23. In het licht van het voorgaande is de verwachting dat het bestreden besluit betreffende het besluit tot handhaving en de begunstigingstermijn, in beroep stand zal houden. Dit betekent dat er geen aanleiding is voor het treffen van een voorlopige voorziening. De mogelijkheid dat door de rechtbank in beroep wordt geoordeeld dat verweerder in het bestreden besluit ten onrechte geen besluit heeft genomen op het verzoek proceskosten van de bezwaarprocedure, is voor de voorzieningenrechter evenmin reden voor een voorlopige voorziening.

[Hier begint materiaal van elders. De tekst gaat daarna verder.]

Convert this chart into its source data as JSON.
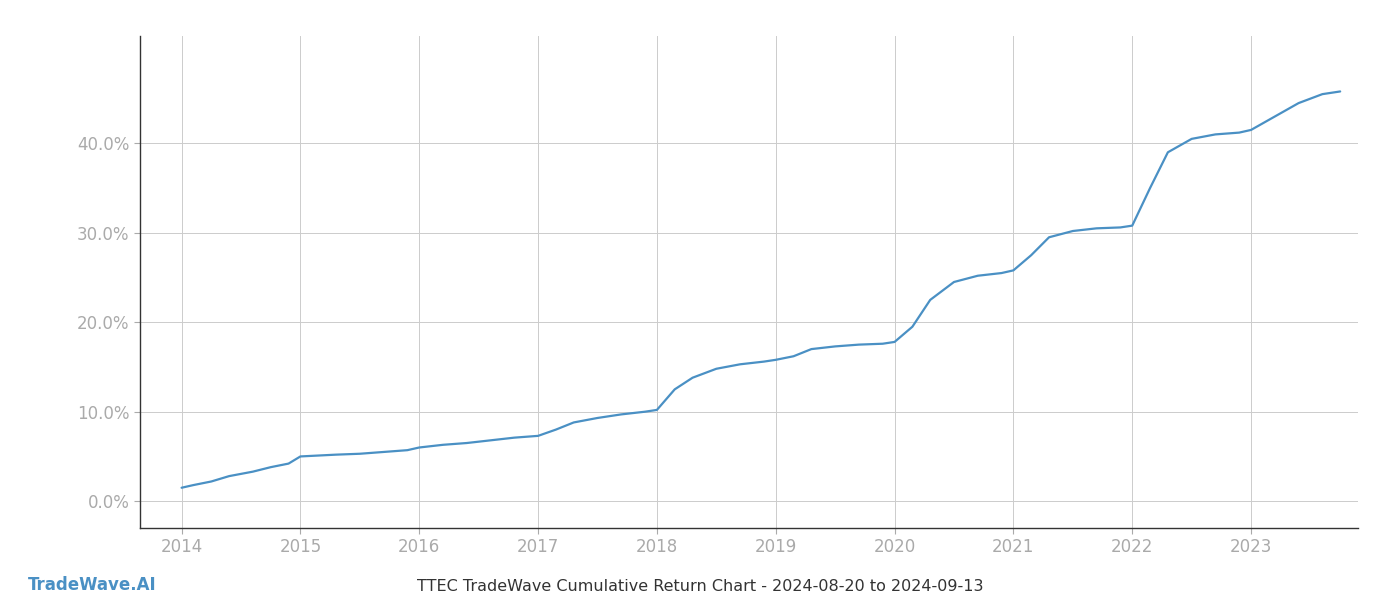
{
  "title": "TTEC TradeWave Cumulative Return Chart - 2024-08-20 to 2024-09-13",
  "watermark": "TradeWave.AI",
  "line_color": "#4a90c4",
  "background_color": "#ffffff",
  "grid_color": "#cccccc",
  "x_values": [
    2014.0,
    2014.1,
    2014.25,
    2014.4,
    2014.6,
    2014.75,
    2014.9,
    2015.0,
    2015.15,
    2015.3,
    2015.5,
    2015.7,
    2015.9,
    2016.0,
    2016.2,
    2016.4,
    2016.6,
    2016.8,
    2017.0,
    2017.15,
    2017.3,
    2017.5,
    2017.7,
    2017.9,
    2018.0,
    2018.15,
    2018.3,
    2018.5,
    2018.7,
    2018.9,
    2019.0,
    2019.15,
    2019.3,
    2019.5,
    2019.7,
    2019.9,
    2020.0,
    2020.15,
    2020.3,
    2020.5,
    2020.7,
    2020.9,
    2021.0,
    2021.15,
    2021.3,
    2021.5,
    2021.7,
    2021.9,
    2022.0,
    2022.15,
    2022.3,
    2022.5,
    2022.7,
    2022.9,
    2023.0,
    2023.2,
    2023.4,
    2023.6,
    2023.75
  ],
  "y_values": [
    1.5,
    1.8,
    2.2,
    2.8,
    3.3,
    3.8,
    4.2,
    5.0,
    5.1,
    5.2,
    5.3,
    5.5,
    5.7,
    6.0,
    6.3,
    6.5,
    6.8,
    7.1,
    7.3,
    8.0,
    8.8,
    9.3,
    9.7,
    10.0,
    10.2,
    12.5,
    13.8,
    14.8,
    15.3,
    15.6,
    15.8,
    16.2,
    17.0,
    17.3,
    17.5,
    17.6,
    17.8,
    19.5,
    22.5,
    24.5,
    25.2,
    25.5,
    25.8,
    27.5,
    29.5,
    30.2,
    30.5,
    30.6,
    30.8,
    35.0,
    39.0,
    40.5,
    41.0,
    41.2,
    41.5,
    43.0,
    44.5,
    45.5,
    45.8
  ],
  "xlim": [
    2013.65,
    2023.9
  ],
  "ylim": [
    -3,
    52
  ],
  "yticks": [
    0,
    10,
    20,
    30,
    40
  ],
  "ytick_labels": [
    "0.0%",
    "10.0%",
    "20.0%",
    "30.0%",
    "40.0%"
  ],
  "xticks": [
    2014,
    2015,
    2016,
    2017,
    2018,
    2019,
    2020,
    2021,
    2022,
    2023
  ],
  "tick_color": "#aaaaaa",
  "axis_color": "#333333",
  "label_fontsize": 12,
  "title_fontsize": 11.5,
  "watermark_fontsize": 12,
  "line_width": 1.6,
  "spine_color": "#333333"
}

24. Voor een proceskostenveroordeling in deze procedure bestaat geen aanleiding.
De voorzieningenrechter van de rechtbank Middelburg,
wijst het verzoek om een voorlopige voorziening af.
Aldus gedaan en in het openbaar uitgesproken op 17 augustus 2007 door mr. G.H. Nomes, voorzieningenrechter, in tegenwoordigheid van mr. M.D. Bezemer-Kralt als griffier.